To evaluate the predictive abilities of pulse oximetry screening (POS) for critical congenital heart disease (CRIT.CHD) at two different hospital settings in Thailand.

STUDY DESIGN:

The study was conducted in healthy newborns at Ramathibodi Hospital (RH), a university hospital and Maharat Nakhon Ratchasima Hospital (MH), a regional hospital. Positive POS was defined as oxygen saturation (SpO2) < 95% or difference between pre- and postductal SpO2 >3%.

RESULTS:

Of 11 407 live births, 10 603 (92.9%) newborns were enrolled with a follow-up rate at 1 month of 78.3%. Incidence of CRIT.CHD (per 1000 live births) at RH and MH were 5.7 and 2.7, respectively. POS could detect three newborns who would have had a missed diagnosis.

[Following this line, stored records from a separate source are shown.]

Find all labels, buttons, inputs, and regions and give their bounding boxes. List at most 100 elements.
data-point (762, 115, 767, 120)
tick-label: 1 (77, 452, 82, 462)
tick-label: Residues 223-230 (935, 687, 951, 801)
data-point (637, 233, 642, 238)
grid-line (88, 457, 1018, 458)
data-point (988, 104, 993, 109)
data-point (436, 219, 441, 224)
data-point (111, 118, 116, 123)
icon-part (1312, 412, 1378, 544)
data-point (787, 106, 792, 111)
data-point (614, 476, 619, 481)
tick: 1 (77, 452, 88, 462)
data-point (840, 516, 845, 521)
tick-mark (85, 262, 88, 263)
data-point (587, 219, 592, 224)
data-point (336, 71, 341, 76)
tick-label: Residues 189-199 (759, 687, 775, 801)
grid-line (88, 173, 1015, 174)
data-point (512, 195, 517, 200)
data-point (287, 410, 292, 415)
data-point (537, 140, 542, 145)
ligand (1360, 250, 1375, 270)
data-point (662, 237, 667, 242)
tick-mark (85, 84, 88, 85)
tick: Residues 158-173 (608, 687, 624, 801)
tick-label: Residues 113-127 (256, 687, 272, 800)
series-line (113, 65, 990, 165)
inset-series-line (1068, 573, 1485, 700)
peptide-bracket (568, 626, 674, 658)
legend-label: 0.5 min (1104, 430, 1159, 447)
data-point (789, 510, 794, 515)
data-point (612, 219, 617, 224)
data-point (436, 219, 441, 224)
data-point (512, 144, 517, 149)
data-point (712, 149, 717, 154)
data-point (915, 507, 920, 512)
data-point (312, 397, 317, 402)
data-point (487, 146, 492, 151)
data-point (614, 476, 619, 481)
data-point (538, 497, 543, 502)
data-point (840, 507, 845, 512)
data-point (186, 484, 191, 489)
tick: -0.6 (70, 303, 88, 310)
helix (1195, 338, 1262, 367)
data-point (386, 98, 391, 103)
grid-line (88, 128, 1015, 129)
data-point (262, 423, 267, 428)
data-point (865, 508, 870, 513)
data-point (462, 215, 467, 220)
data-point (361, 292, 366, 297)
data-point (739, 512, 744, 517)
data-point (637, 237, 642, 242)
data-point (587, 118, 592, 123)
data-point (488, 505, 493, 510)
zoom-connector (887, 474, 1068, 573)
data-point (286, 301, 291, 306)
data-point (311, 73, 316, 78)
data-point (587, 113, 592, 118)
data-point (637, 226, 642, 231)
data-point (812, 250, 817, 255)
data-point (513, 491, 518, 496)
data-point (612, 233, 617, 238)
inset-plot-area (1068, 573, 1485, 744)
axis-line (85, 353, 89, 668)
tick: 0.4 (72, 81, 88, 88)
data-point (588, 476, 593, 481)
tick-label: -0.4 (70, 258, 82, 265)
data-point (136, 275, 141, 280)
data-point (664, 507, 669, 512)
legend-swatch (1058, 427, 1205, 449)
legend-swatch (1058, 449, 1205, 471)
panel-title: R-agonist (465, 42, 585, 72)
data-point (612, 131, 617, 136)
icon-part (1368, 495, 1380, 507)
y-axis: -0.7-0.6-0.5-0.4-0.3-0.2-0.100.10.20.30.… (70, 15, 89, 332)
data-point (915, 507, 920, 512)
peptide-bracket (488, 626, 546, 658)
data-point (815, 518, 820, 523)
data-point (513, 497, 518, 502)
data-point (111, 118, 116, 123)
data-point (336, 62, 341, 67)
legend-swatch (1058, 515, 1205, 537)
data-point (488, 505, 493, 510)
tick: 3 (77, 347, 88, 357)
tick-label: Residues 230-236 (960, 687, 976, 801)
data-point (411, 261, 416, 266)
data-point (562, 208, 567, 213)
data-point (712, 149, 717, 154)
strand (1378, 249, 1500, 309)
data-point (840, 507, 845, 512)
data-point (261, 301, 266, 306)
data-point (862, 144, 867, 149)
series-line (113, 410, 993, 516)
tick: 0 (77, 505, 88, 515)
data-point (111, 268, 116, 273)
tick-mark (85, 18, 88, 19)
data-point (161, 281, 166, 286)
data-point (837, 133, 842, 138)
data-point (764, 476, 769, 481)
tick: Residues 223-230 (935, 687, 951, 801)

Sensitivity of POS for CRIT.CHD at RH was 82.3% vs 100% at MH. Overall specificity was 99.9% and false-positive rate was 0.009%. Combination of POS and physical examination (PE) enhanced detection ability to 100% at both hospitals.

CONCLUSION:

POS combined with PE improved detection of CRIT.CHD. Routine POS is useful in personnel-limited settings.